Transformation maligne de l’ostéomyélite chronique : à propos d’un cas
Z Essaadi1 (Essaadi dot z at gmail dot fr) #, H Abourrazek2, A Elomrani1, M Khouchani1
1 Service d’onco- radiothérapie – CHU Med VI - Marrakech - Maroc. 2 Services des urgences IBN Tofail - CHU Med VI - Marrakech - Maroc
# : auteur correspondant
DOI
//dx.doi.org/10.13070/rs.fr.2.1301
Date
2015-01-17
Citer comme
Research fr 2015;2:1301
Licence
Résumé

La dégénérescence maligne est reconnue comme une complication tardive rare d’ostéomyélite chronique.
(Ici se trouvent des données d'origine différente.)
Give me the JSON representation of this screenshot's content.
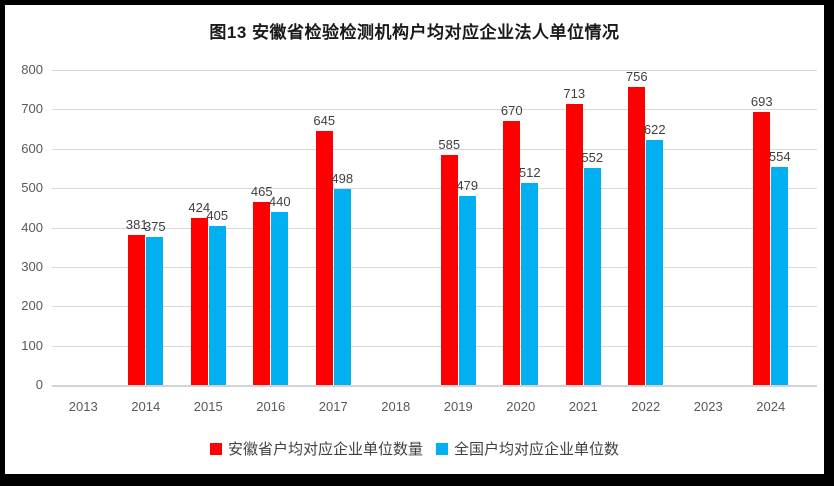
{
  "chart_data": {
    "type": "bar",
    "title": "图13 安徽省检验检测机构户均对应企业法人单位情况",
    "categories": [
      "2013",
      "2014",
      "2015",
      "2016",
      "2017",
      "2018",
      "2019",
      "2020",
      "2021",
      "2022",
      "2023",
      "2024"
    ],
    "series": [
      {
        "name": "安徽省户均对应企业单位数量",
        "color": "#FF0000",
        "values": [
          null,
          381,
          424,
          465,
          645,
          null,
          585,
          670,
          713,
          756,
          null,
          693
        ]
      },
      {
        "name": "全国户均对应企业单位数",
        "color": "#00B0F0",
        "values": [
          null,
          375,
          405,
          440,
          498,
          null,
          479,
          512,
          552,
          622,
          null,
          554
        ]
      }
    ],
    "ylim": [
      0,
      800
    ],
    "yticks": [
      0,
      100,
      200,
      300,
      400,
      500,
      600,
      700,
      800
    ],
    "grid": "horizontal",
    "data_labels": true,
    "legend_position": "bottom",
    "colors": {
      "gridline": "#D9D9D9",
      "axis_text": "#595959",
      "data_label_text": "#3f3f3f",
      "frame_border": "#000000",
      "plot_background": "#FFFFFF"
    }
  }
}
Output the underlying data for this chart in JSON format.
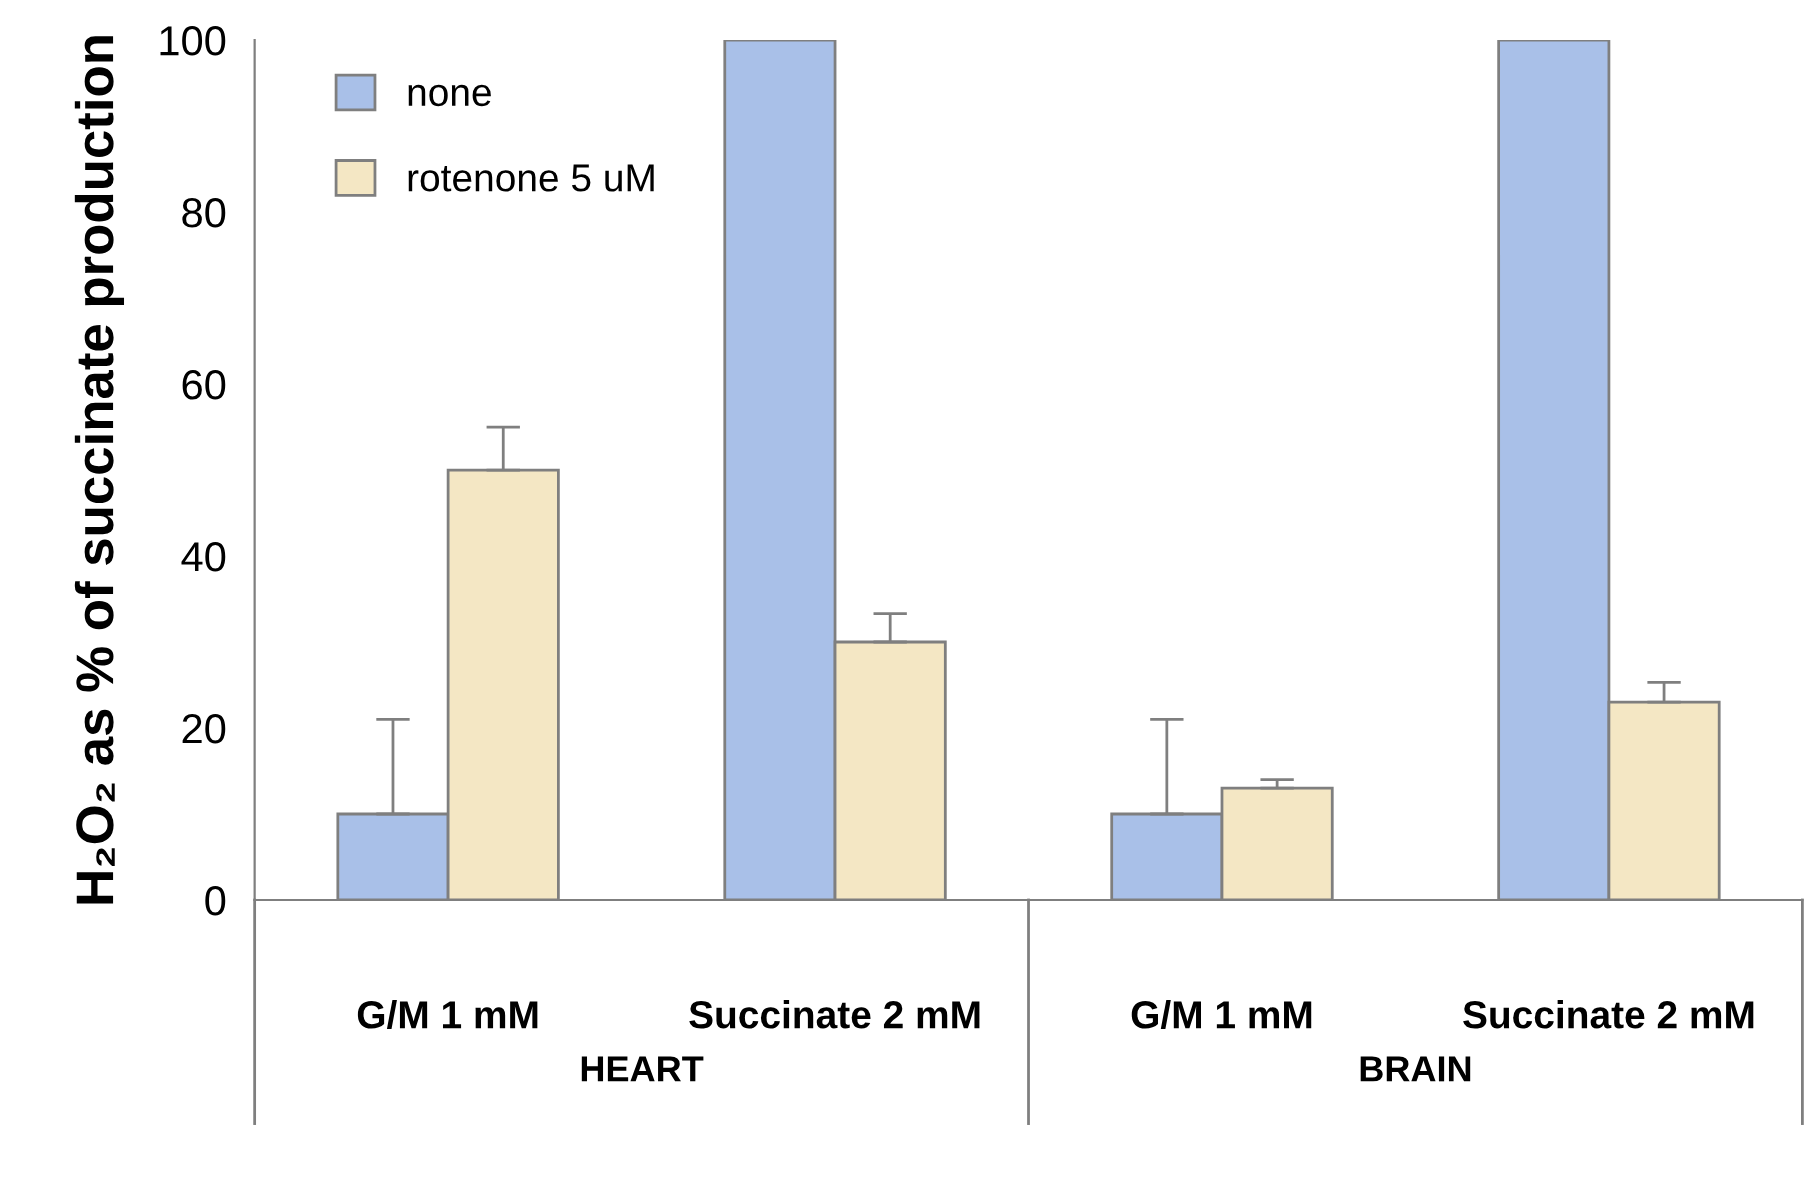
{
  "chart_data": {
    "type": "bar",
    "ylabel": "H₂O₂ as % of succinate production",
    "categories": [
      "G/M 1 mM",
      "Succinate 2 mM",
      "G/M 1 mM",
      "Succinate 2 mM"
    ],
    "series": [
      {
        "name": "none",
        "color": "#a9c0e8",
        "values": [
          10,
          100,
          10,
          100
        ],
        "errors": [
          11,
          null,
          11,
          null
        ]
      },
      {
        "name": "rotenone 5 uM",
        "color": "#f4e7c4",
        "values": [
          50,
          30,
          13,
          23
        ],
        "errors": [
          5,
          3.3,
          1,
          2.3
        ]
      }
    ],
    "annotations": [
      "HEART",
      "BRAIN"
    ],
    "ylim": [
      0,
      100
    ],
    "yticks": [
      0,
      20,
      40,
      60,
      80,
      100
    ],
    "grid": false,
    "legend": "top left"
  }
}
Le carcinome épidermoide est le plus fréquent. Nous rapportons l’observation d’un patient âgé de 52 ans, ayant eu une ostéomyélite chronique de l’extrémité supérieure de l’humérus évoluant depuis 8 ans. Une impotence fonctionnelle et un aspect bourgeonnant sont apparus récemment. Une radiographie a objectivé une ostéolyse de l’humérus avec déformation des parties molles. L'examen histologique était en faveur d’un carcinome épidermoïde bien différencié et invasif. Le traitement a consisté en une amputation avec une radiothérapie adjuvante. L’évolution était sans récidive locale ni à distance avec recul d’un an.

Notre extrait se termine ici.